Il sogno non aveva nessun «significato». Questa brutta abitudine di ridurlo a un guscio e di farne, assieme a infiniti altri gusci, già «morti», morti che già «parlano», un altro mattone con cui «murare» il Significante Puro – questa umana maniera di ammutolire la Voce di dentro facendola parlare fuori di sé – non permette che di «indovinare», cioè di rinviare sempre a un futuro, la risposta che non c’è, la soluzione che non si trova.

E intanto, per chi «scrive» sul Muro il guscio dei suoi sogni, il testo lo dice: ci sono settantadue possibilità di cadere in un buco nero.
Il guscio potrà al più «prevedere infallibilmente l’avvenire per settantadue volte», per un numero grande finché vuoi, ma pur sempre finito, di volte, ma non potrà evitare a nessuno dei suoi «segni» di essere fatto a pezzi, per far venire a galla altre piccole «sfumature» di senso.

L’intelligenza (che rincorre il Significato) è tanto abile a tenersi alla larga dal becco del Pellicano, quanto stupida e cieca di fronte al Muro. Ha gli occhi e non vede la Rete in cui tartaruga-biancaè caduta – la Langue, la Coscienza, la Macchina della Significazione, la Parola «sé dicente», alle cui macchinazioni, quanto più l’intelligenza sarà «perfetta», tanto più si troverà esposta.
Non uno, ma settantadue buchi neri le faranno rimpiangere le «immagini senza segni», le «idee senza concetti», le «voci senza parole», che animavano un tempo i suoi sogni.
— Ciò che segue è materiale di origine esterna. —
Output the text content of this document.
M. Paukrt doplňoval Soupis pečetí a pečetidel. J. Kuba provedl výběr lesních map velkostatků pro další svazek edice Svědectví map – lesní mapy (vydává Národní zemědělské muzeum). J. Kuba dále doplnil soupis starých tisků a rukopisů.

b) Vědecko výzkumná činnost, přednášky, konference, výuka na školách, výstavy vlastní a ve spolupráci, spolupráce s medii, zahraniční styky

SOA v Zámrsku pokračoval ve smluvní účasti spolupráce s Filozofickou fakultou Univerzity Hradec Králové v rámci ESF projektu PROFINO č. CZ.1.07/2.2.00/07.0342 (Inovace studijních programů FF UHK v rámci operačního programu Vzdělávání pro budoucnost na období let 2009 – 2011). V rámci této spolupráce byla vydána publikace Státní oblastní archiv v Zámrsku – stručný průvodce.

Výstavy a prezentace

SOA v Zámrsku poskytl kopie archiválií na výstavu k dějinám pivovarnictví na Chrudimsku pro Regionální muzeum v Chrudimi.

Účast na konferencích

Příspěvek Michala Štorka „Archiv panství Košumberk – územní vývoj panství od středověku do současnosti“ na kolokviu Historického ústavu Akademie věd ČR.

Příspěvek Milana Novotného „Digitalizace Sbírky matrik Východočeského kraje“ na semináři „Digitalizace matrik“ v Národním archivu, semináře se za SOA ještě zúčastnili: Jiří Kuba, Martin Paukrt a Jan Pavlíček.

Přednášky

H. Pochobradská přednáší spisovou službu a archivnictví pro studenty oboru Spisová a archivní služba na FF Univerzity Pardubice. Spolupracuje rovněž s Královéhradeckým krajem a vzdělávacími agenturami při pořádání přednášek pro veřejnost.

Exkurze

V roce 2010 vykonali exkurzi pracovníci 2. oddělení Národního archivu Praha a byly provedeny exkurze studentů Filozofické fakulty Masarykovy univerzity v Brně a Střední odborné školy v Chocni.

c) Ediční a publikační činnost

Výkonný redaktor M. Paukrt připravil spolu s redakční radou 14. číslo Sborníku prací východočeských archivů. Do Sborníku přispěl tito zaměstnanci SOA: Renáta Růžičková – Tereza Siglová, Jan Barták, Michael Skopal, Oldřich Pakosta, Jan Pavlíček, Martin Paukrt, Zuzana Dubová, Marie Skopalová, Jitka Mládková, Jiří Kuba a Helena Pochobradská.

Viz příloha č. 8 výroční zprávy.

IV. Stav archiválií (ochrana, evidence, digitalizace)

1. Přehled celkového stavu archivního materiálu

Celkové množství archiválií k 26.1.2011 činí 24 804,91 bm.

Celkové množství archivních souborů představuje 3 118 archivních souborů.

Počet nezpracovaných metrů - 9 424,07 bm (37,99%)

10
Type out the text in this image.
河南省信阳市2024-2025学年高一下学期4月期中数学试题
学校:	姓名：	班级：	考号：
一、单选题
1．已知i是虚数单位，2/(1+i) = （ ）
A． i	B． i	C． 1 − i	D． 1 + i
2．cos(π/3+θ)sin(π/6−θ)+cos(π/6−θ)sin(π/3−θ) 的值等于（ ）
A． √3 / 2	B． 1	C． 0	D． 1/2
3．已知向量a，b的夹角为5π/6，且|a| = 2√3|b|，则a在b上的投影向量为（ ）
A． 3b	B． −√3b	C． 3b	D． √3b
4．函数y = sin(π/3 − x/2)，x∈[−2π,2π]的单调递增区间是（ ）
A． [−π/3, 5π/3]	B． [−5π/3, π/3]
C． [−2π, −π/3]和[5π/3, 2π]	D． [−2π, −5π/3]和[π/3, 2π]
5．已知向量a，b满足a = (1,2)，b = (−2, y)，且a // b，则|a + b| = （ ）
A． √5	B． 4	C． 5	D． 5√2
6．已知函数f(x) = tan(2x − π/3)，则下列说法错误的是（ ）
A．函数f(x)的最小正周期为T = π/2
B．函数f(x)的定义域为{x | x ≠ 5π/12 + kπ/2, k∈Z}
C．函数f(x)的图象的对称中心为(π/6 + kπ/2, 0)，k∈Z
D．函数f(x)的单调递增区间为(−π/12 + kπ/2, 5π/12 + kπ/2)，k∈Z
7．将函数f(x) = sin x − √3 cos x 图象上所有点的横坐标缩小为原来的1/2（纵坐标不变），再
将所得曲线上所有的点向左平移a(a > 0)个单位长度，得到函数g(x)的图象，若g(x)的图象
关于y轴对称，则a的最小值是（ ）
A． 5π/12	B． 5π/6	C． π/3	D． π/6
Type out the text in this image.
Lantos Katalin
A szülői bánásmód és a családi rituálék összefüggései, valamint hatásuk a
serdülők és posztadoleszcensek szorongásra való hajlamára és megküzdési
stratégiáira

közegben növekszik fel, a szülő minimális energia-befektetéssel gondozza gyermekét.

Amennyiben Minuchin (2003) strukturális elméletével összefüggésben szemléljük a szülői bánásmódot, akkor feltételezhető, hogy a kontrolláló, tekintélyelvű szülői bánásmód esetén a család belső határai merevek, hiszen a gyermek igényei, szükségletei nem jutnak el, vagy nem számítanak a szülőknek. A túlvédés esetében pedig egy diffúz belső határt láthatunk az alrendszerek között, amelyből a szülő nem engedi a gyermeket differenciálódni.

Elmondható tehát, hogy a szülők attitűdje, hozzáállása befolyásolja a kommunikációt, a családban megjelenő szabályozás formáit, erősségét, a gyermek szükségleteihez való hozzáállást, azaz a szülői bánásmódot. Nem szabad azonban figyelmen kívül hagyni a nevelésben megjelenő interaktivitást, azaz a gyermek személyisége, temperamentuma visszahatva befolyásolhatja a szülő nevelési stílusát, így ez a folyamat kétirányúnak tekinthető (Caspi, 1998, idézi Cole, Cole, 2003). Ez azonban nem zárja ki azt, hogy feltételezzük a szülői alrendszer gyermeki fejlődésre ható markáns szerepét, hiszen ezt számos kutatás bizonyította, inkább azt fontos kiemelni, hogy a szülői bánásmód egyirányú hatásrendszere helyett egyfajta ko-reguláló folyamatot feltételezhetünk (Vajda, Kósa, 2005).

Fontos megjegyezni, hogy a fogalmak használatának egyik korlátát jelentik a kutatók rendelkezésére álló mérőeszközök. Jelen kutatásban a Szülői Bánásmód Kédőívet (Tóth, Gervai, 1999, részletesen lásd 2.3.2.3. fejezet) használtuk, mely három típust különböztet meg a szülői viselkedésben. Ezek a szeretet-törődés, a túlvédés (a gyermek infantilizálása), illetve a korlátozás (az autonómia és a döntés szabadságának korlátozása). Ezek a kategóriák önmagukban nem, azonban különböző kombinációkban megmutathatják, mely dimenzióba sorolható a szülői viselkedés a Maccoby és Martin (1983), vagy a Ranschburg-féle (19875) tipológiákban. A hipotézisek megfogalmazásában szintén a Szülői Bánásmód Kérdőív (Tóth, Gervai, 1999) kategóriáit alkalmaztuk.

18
Solo colui che lascia la Via del Significato, e che si avventura su una linea di fuga dal Muro e dai suoi Buchi Neri, solo lui «sarà illuminato dalla Grande Intelligenza». Sarà «buono» davvero, solo spingendosi al di là (dei concetti) di Bene e Male. E sarà veramente «cattivo», aggiungiamo noi, solo perdendo ogni nozione di «cattiveria».
Bene e male non sono che nomi, nient’altro che gusci di «idee» pescate nei sogni. Sono segni, e come tutti i segni sono così facili da insegnare, che per apprenderli al bambino basta vivere in mezzo alla gente (già segnata dal lutto della propria tartaruga).

Dacché il suo genio naturale, il genio del Fiume Puro (le cui acque sono vergini di segni, numeri e nomi), rimette il destino del bambino nelle mani del genio del Fiume Giallo, ovvero del genio linguistico della sua Gente, il principe Yuan non sogna più sogni anonimi e incontaminati.
Adesso capita che in sogno spunta un nome proprio, un nome udito distrattamente. Gli è bastato vivere in mezzo alla gente per prendere il vizio di nominare. E di prendere per reale solo ciò che riesce a nominare. Solo ciò che, col nome, s’illude di padroneggiare.